[openstack-dev] [Openstack-docs] [Heat][Documentation] Heat template documentation

Steven Hardy shardy at redhat.com
Fri May 23 13:42:52 UTC 2014


On Fri, May 23, 2014 at 08:09:06AM -0500, Anne Gentle wrote:
> On Fri, May 23, 2014 at 6:19 AM, Steven Hardy <shardy at redhat.com> wrote:
> 
> > On Fri, May 23, 2014 at 12:38:40PM +0200, Andreas Jaeger wrote:
> > > On 05/23/2014 12:13 PM, Steven Hardy wrote:
> > > > [...]
> > > > I'll hold my hand up as one developer who tried to contribute but ran
> > away
> > > > screaming due to all the XML-java-ness of the current process.
> > > >
> > > > I don't think markup complexity is a major barrier to contribution.
> > Needing
> > > > to use a closed source editor and download unfathomably huge amounts of
> > > > java to build locally definitely are though IMO/IME.
> > >
> > > You do not need a closed sourced editor for XML - I'm using emacs and
> > > others in the team use vi for it.
> >
> > Sure, maybe "need" was the wrong word to use, my apologies.  Regardless,
> > the docs refer to a closed source tool being "encouraged", which
> > immediately discouraged me when trying to figure out the workflow.
> >
> > I've tried editing XML in vim a few times, and although it's obviously
> > possible, it's far less painful when I'm dealing with other more
> > human-friendly formats.
> >
> > > Yes, it downloads a lot Java once.
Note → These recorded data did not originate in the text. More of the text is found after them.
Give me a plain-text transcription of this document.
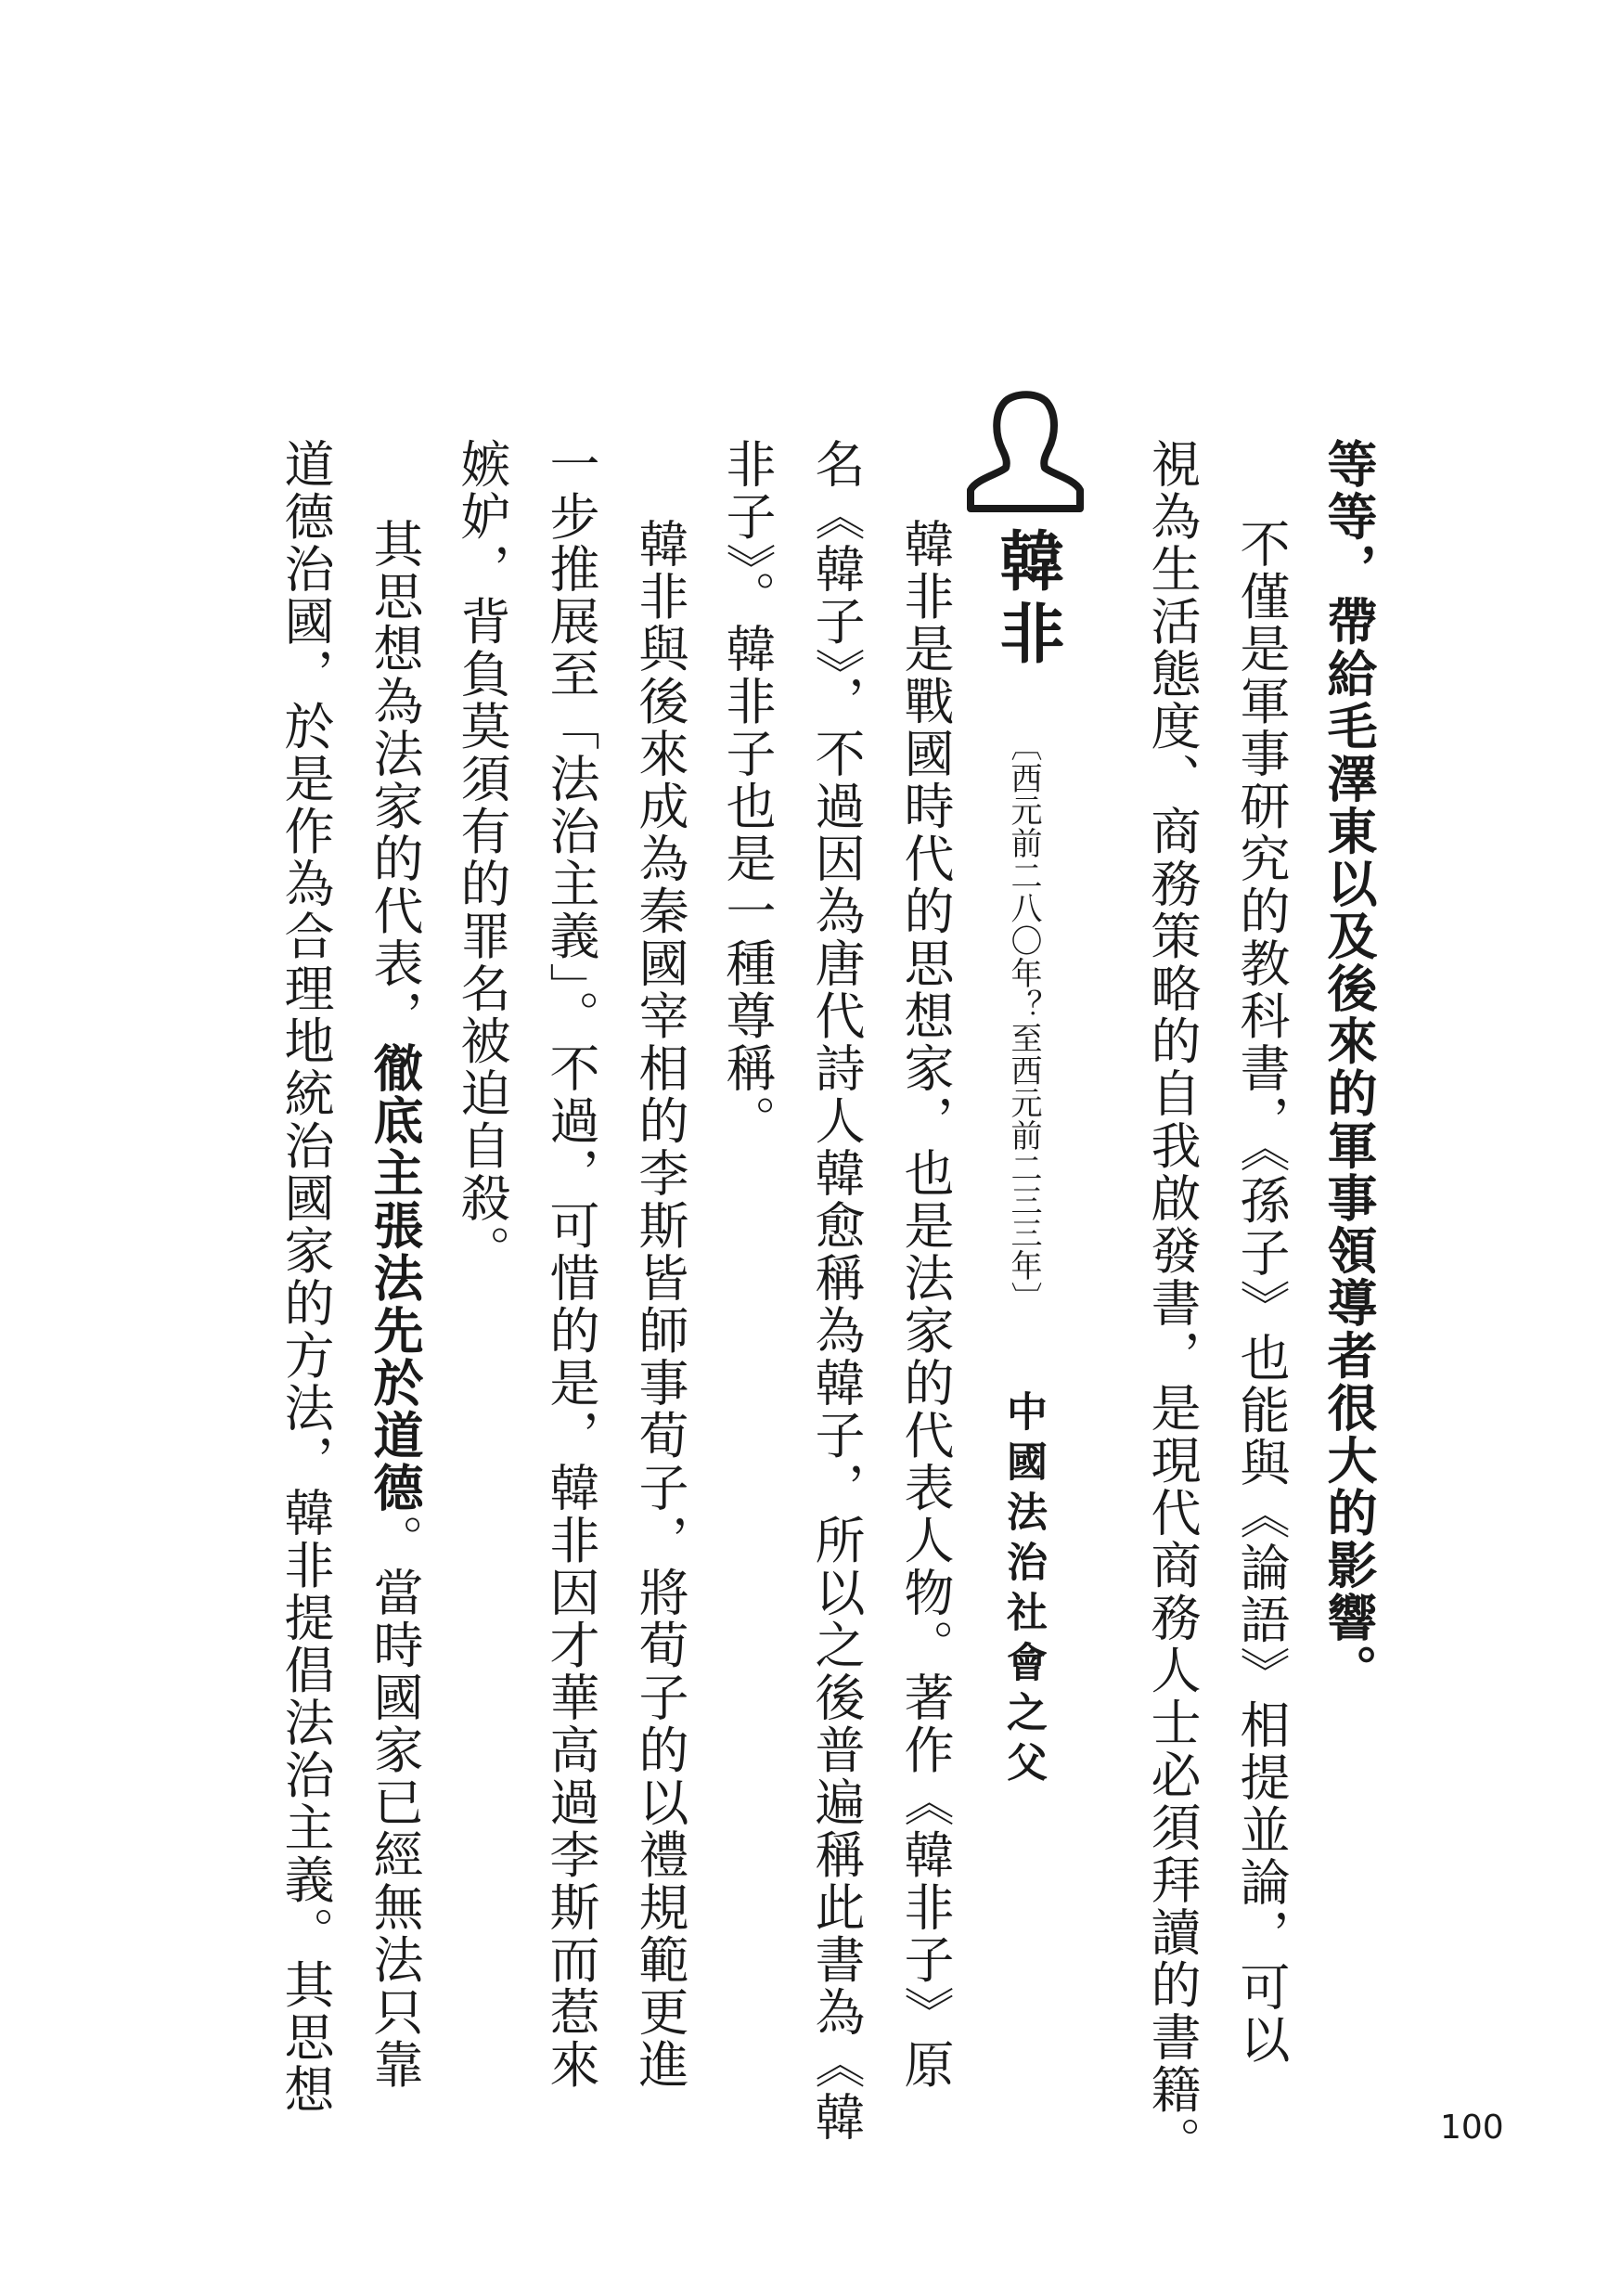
等等，帶給毛澤東以及後來的軍事領導者很大的影響。
不僅是軍事研究的教科書，《孫子》也能與《論語》相提並論，可以
視為生活態度、商務策略的自我啟發書，是現代商務人士必須拜讀的書籍。
韓非
〔西元前二八〇年？至西元前二三三年〕
中國法治社會之父
韓非是戰國時代的思想家，也是法家的代表人物。著作《韓非子》原
名《韓子》，不過因為唐代詩人韓愈稱為韓子，所以之後普遍稱此書為《韓
非子》。韓非子也是一種尊稱。
韓非與後來成為秦國宰相的李斯皆師事荀子，將荀子的以禮規範更進
一步推展至「法治主義」。不過，可惜的是，韓非因才華高過李斯而惹來
嫉妒，背負莫須有的罪名被迫自殺。
其思想為法家的代表，徹底主張法先於道德。當時國家已經無法只靠
道德治國，於是作為合理地統治國家的方法，韓非提倡法治主義。其思想
100
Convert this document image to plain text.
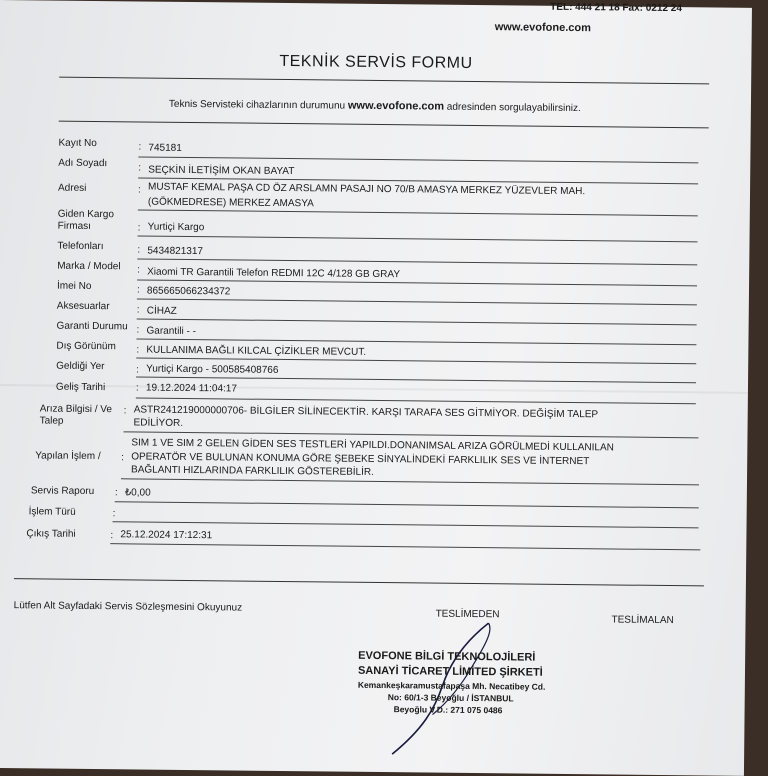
TEL: 444 21 18 Fax: 0212 24
www.evofone.com
TEKNİK SERVİS FORMU
Teknis Servisteki cihazlarının durumunu www.evofone.com adresinden sorgulayabilirsiniz.
Kayıt No	: 745181
Adı Soyadı	: SEÇKİN İLETİŞİM OKAN BAYAT
Adresi	: MUSTAF KEMAL PAŞA CD ÖZ ARSLAMN PASAJI NO 70/B AMASYA MERKEZ YÜZEVLER MAH.
(GÖKMEDRESE) MERKEZ AMASYA
Giden Kargo
Firması	: Yurtiçi Kargo
Telefonları	: 5434821317
Marka / Model : Xiaomi TR Garantili Telefon REDMI 12C 4/128 GB GRAY
İmei No	: 865665066234372
Aksesuarlar	: CİHAZ
Garanti Durumu : Garantili - -
Dış Görünüm : KULLANIMA BAĞLI KILCAL ÇİZİKLER MEVCUT.
Geldiği Yer	: Yurtiçi Kargo - 500585408766
Geliş Tarihi	: 19.12.2024 11:04:17
Arıza Bilgisi / Ve
Talep
: ASTR241219000000706- BİLGİLER SİLİNECEKTİR. KARŞI TARAFA SES GİTMİYOR. DEĞİŞİM TALEP
EDİLİYOR.
Yapılan İşlem / :
SIM 1 VE SIM 2 GELEN GİDEN SES TESTLERİ YAPILDI.DONANIMSAL ARIZA GÖRÜLMEDİ KULLANILAN
OPERATÖR VE BULUNAN KONUMA GÖRE ŞEBEKE SİNYALİNDEKİ FARKLILIK SES VE İNTERNET
BAĞLANTI HIZLARINDA FARKLILIK GÖSTEREBİLİR.
Servis Raporu : ₺0,00
İşlem Türü	:
Çıkış Tarihi	: 25.12.2024 17:12:31
Lütfen Alt Sayfadaki Servis Sözleşmesini Okuyunuz
TESLİMEDEN	TESLİMALAN
EVOFONE BİLGİ TEKNOLOJİLERİ
SANAYİ TİCARET LİMİTED ŞİRKETİ
Kemankeşkaramustafapaşa Mh. Necatibey Cd.
No: 60/1-3 Beyoğlu / İSTANBUL
Beyoğlu V.D.: 271 075 0486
We also now build the documents as
> > > part of the gate, so you can also check changes by clicking the
> > > "checkbuild" target, it will show you the converted books,
> >
> > Sure, that's good, but my (and I'd guess many others) preference is for
> > formats which can be easily built locally with only distro-provided tools,
> > not a huge pile of third party java.
> >
> > Not trying to start a format-advocacy argument here, just trying to provide
> > a data-point that, if the success criteria is developer participation in
> > the docs process, then the current toolchain is definitely a barrier to
> > participation for some potential contributors.
> >
> 
> 
> Thanks for the discussions -- let's keep a tone of civility. Understand
> that doc writers have specific tools that work well for them. That said, we
> do want to collaborate more with our end users specifically.

My apologies if my remarks have been interpreted as uncivil, that was
definitely not my intention.

The only point I really wanted to convey was +1 on trying out an easier
markup, and thanks for bringing up the topic of a user orientated
orchestration guide - I would definitely like to contribute to the effort.